Frontaliers: Particularités juridiques du travail en Home Office

Télétravail

En raison de la pandémie de COVID-19, de nombreux collaborateurs employés en Suisse travaillent toujours depuis chez eux. Cette situation soulève des questions notamment concernant l’imposition et l’assurance des frontaliers, le remboursement des frais et les accidents. Dr Martina Steiner, Nadine Bosshard et Dr Ariane Ernst du cabinet d’avocats Baker & McKenzie à Zurich ont les réponses pour certains cas particuliers.

Mathias Steger: Quelles sont les dispositions en matière de télétravail pour les collaborateurs et les employeurs?

Martina Steiner & Nadine Bosshard: Fondamentalement, les dispositions générales du droit du travail individuel sont applicables. La législation d’urgence du Conseil fédéral ne comprend plus de dispositions régulant directement la relation contractuelle entre l’employeur et l’employé. L’Ordonnance 3 du 19 juin 2020 sur les mesures destinées à lutter contre le coronavirus (COVID-19) (Ordonnance 3 COVID-19, valable jusqu’au 13 septembre 2020) a, entre autres, levé les dispositions pour la protection des employés particulièrement à risque (autrefois prévues à l’art. 10c al. 7 de l’Ordonnance 2 COVID-19). Par conséquent, les dispositions légales du droit du travail individuel, en particulier du droit des obligations suisse, sont applicables sans restriction, même dans la situation actuelle. Il convient toutefois d’observer les évolutions, en particulier les modifications de l’Ordonnance 3 COVID-19.

L’employeur a-t-il des obligations particulières envers l’employé en ce qui concerne le Home Office?

Les obligations générales de l’employeur sont également valables pour le Home Office.

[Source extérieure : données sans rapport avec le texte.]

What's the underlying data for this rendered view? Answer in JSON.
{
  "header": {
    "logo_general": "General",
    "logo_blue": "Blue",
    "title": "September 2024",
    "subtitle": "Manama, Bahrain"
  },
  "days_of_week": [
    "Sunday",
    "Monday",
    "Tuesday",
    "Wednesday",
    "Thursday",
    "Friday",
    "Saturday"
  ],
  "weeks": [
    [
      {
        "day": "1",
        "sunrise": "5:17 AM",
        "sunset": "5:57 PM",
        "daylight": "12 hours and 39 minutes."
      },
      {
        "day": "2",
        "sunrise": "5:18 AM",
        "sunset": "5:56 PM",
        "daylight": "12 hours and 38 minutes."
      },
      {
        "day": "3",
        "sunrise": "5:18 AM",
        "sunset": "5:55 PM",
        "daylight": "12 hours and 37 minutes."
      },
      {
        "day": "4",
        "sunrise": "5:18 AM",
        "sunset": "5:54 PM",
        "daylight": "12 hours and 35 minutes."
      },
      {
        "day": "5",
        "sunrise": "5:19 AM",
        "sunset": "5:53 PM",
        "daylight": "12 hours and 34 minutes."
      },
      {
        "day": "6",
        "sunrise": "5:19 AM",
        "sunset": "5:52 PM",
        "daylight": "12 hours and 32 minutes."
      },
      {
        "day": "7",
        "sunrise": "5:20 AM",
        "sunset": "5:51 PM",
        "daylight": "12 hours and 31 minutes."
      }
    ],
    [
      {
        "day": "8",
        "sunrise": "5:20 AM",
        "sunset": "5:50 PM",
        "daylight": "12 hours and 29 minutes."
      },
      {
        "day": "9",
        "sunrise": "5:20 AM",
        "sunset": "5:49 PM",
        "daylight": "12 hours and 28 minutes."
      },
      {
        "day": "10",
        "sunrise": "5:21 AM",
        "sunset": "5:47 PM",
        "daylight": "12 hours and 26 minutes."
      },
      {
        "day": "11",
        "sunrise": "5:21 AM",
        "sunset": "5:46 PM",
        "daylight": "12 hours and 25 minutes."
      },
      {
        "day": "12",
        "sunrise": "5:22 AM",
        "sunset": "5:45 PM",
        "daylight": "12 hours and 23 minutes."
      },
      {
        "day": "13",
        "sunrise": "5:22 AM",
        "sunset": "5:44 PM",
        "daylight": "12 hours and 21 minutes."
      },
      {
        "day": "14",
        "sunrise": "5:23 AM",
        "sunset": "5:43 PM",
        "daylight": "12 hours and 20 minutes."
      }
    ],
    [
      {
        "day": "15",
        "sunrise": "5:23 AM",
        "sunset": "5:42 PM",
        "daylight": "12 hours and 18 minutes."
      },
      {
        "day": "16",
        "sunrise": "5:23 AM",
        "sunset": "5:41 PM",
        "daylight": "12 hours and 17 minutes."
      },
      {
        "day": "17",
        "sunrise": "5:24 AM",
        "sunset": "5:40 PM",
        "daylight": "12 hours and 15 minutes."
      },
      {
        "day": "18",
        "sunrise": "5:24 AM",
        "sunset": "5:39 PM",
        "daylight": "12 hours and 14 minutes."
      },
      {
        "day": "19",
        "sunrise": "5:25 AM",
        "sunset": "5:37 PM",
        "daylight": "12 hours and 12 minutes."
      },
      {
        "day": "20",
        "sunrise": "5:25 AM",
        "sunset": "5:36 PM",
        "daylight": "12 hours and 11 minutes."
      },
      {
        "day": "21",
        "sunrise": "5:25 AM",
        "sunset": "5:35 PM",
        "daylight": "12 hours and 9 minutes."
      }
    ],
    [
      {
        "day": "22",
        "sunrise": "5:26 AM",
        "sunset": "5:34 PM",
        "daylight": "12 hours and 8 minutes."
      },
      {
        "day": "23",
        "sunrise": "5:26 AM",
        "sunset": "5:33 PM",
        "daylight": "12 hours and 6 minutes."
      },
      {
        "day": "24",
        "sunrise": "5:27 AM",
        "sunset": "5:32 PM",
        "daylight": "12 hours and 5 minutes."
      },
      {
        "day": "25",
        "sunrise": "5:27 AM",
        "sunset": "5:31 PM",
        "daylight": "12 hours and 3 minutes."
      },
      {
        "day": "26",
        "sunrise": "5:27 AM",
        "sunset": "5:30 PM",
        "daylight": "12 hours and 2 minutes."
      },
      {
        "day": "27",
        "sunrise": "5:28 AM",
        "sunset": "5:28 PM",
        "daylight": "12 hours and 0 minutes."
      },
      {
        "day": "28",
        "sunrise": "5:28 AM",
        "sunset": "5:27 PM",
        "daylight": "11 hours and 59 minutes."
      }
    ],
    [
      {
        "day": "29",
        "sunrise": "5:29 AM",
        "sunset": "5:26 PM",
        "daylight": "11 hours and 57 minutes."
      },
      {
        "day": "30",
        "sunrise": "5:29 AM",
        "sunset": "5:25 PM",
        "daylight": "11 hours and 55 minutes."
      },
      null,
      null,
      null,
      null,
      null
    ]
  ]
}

Celles-ci sont régulées en particulier dans les art. 322330a CO et comprennent l’obligation de verser un salaire ainsi que le devoir de diligence de l’employeur. D’autres obligations de protection sont prévues notamment dans la Loi sur le travail. L’employeur est tenu, dans certaines circonstances, de prendre en charge certains coûts résultant du travail effectué chez soi par l’employeur.

Dans la situation actuelle (pandémie), le devoir de diligence de l’employeur joue un rôle important. Dans le cadre de celui-ci, l’employeur a l’obligation de protéger et de valoriser la personnalité ainsi que d’autres intérêts légitimes de l’employé, et en particulier sa santé. Si l’introduction de mesures de protection adéquates sur le lieu de travail en prévision d’un éventuel retour au bureau est importante, il s’agit aussi de garder un œil sur la santé psychique de l’employé dans le cadre du travail en Home Office. La séparation entre vie personnelle et vie professionnelle en télétravail n’est pas évidente pour tous les collaborateurs. Par ailleurs, dans un tel contexte, le devoir de l’employeur de s’assurer que les règles relatives au temps de travail sont respectées et que les horaires de travail sont saisis revêt une importance accrue.

L’employé peut-il exiger le remboursement de certains coûts (internet, poste de travail) de son employeur? Y a-t-il déjà eu des décisions de justice à ce propos en Suisse?

Il faut différencier les coûts dont il s’agit concrètement. La loi fait la différence entre les instruments de travail et le matériel ainsi que les installations nécessaires. Fondamentalement, l’employeur est tenu de mettre à disposition de l’employé les instruments de travail et le matériel. Cela est également valable sans restriction lorsqu’il est question du travail en Home Office. Les instruments de travail et le matériel comprennent le matériel de bureau habituel (papier, articles de papeterie), mais aussi l’infrastructure informatique (ordinateur, souris, imprimante) et l’aménagement du poste de travail (bureau, siège). Si, d’entente avec l’employeur, l’employé fournit lui-même des instruments de travail ou des matériaux, il est indemnisé convenablement. Il existe toutefois des exceptions: s’il existe un accord ou un usage contraire, l’employé doit supporter lui-même ces coûts (art. 327 CO). Ainsi, une telle indemnisation peut être exclue dans le contrat de travail sur accord des deux parties. Par ailleurs, il peut exister une pratique entre les deux parties si, par exemple, l’employé travaillait déjà en Home Office dans le passé et n’a jamais fait valoir une telle indemnisation ou si l’employeur dispose d’une règlementation générale valable en matière de Home Office qui exclut une indemnisation.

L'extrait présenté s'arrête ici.